I have heard the line dozens of times. I have quoted it dozens of times. But this year, sitting in that room with my notebook open and a year of AI churn in the background, the line landed differently. In a year where titles are getting reshuffled by tools faster than ever, influence is the only currency that does not depreciate.
The title on your business card can change tomorrow. The org chart can be redrawn next quarter. The function you used to own can be folded into a different team or absorbed by a tool. None of that touches your influence, because your influence is not a position. It is the accumulated trust you have deposited in other people, one conversation at a time.
If you are leading anything in 2026 - a company, a team, a ministry, a marriage, a family - this is the asset to build. Position will move. Influence stays.
The thing he said before the famous line
Maxwell has another line that he uses earlier in almost every talk I have heard him give. It does not get quoted as much, and it should.
"People do not care how much you know until they know how much you care."
I have five kids. The moments my kids actually let me lead them - the moments my words landed and changed something - were never the moments I was the smartest person in the room. They were the moments they could feel I cared about them more than I cared about being right.

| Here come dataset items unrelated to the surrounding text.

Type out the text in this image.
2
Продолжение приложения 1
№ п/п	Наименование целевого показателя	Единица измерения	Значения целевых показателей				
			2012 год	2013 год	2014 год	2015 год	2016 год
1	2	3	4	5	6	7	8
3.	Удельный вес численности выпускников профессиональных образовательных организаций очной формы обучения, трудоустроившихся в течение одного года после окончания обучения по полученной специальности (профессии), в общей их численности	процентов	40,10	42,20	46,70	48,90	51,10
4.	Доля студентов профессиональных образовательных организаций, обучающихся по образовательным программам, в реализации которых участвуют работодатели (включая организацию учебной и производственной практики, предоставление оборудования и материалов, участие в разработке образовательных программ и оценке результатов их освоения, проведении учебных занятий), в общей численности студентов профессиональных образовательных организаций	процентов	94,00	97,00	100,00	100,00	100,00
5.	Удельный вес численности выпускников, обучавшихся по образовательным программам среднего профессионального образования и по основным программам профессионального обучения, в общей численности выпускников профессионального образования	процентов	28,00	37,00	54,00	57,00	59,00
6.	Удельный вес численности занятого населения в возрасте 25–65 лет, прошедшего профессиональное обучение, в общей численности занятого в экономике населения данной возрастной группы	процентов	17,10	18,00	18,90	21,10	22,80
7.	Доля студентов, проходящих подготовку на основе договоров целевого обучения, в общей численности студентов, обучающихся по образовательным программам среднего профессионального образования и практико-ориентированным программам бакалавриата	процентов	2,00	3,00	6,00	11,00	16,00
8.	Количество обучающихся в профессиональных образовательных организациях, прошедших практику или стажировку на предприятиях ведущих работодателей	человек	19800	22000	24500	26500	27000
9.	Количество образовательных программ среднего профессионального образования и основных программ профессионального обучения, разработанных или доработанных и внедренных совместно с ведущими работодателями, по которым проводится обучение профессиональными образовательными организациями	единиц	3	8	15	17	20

The same is true on a team. Your team will tolerate a lot from a leader they trust. They will tolerate almost nothing from a leader who is technically right but visibly indifferent. Care first. Knowledge second.
This is harder in 2026, not easier. Speed pulls leaders toward the technically-right answer because that answer is now cheaper to produce. Resist that. Influence is built in the room, not in the dashboard.
The five-stage equipping ladder
Maxwell breaks equipping into five stages. I had written down a version of this for years before I heard him say it cleanly. Here is the ladder:
1. I do. 2. I do, and you watch. 3. You do, and I am with you. 4. You do. 5. You do, and someone is with you.
Most leaders I work with stall out at stage 3 and call it delegation.
Stage 3 feels like delegation. The other person is doing the work. You are still in the room, answering questions, catching mistakes, providing cover. It is the most fun stage for the leader, because you still get to feel useful.
The problem is that stage 3 is a dead end. The other person never builds full ownership because you never leave the room. The team sees you as the bottleneck on every project. And worst of all, the person you are equipping never gets to stage 5.
That is where multiplication actually lives. Not at delegation. At the stage after delegation. When the person you trained is now training someone of their own, that is when your influence has finally compounded outside your shadow.
I have been in leadership long enough to tell you this stings to admit. I have personally held people at stage 3 for too long, more than once. I told myself I was being responsible. I was being slow.
action
1. Name one person on your team hovering at stage 3 for too long. 2. Write down what stage 4 looks like for them: meetings, emails, calls you stop attending. 3. Hold one conversation this week to tell them you are moving them up. 4. Name what you are stepping out of, on paper, with a date. 5. Forward the next hard client call to them with a one-line note.
Influence is built one of those decisions at a time. Who are you about to move up a stage, and what do you have to step out of to make room for them?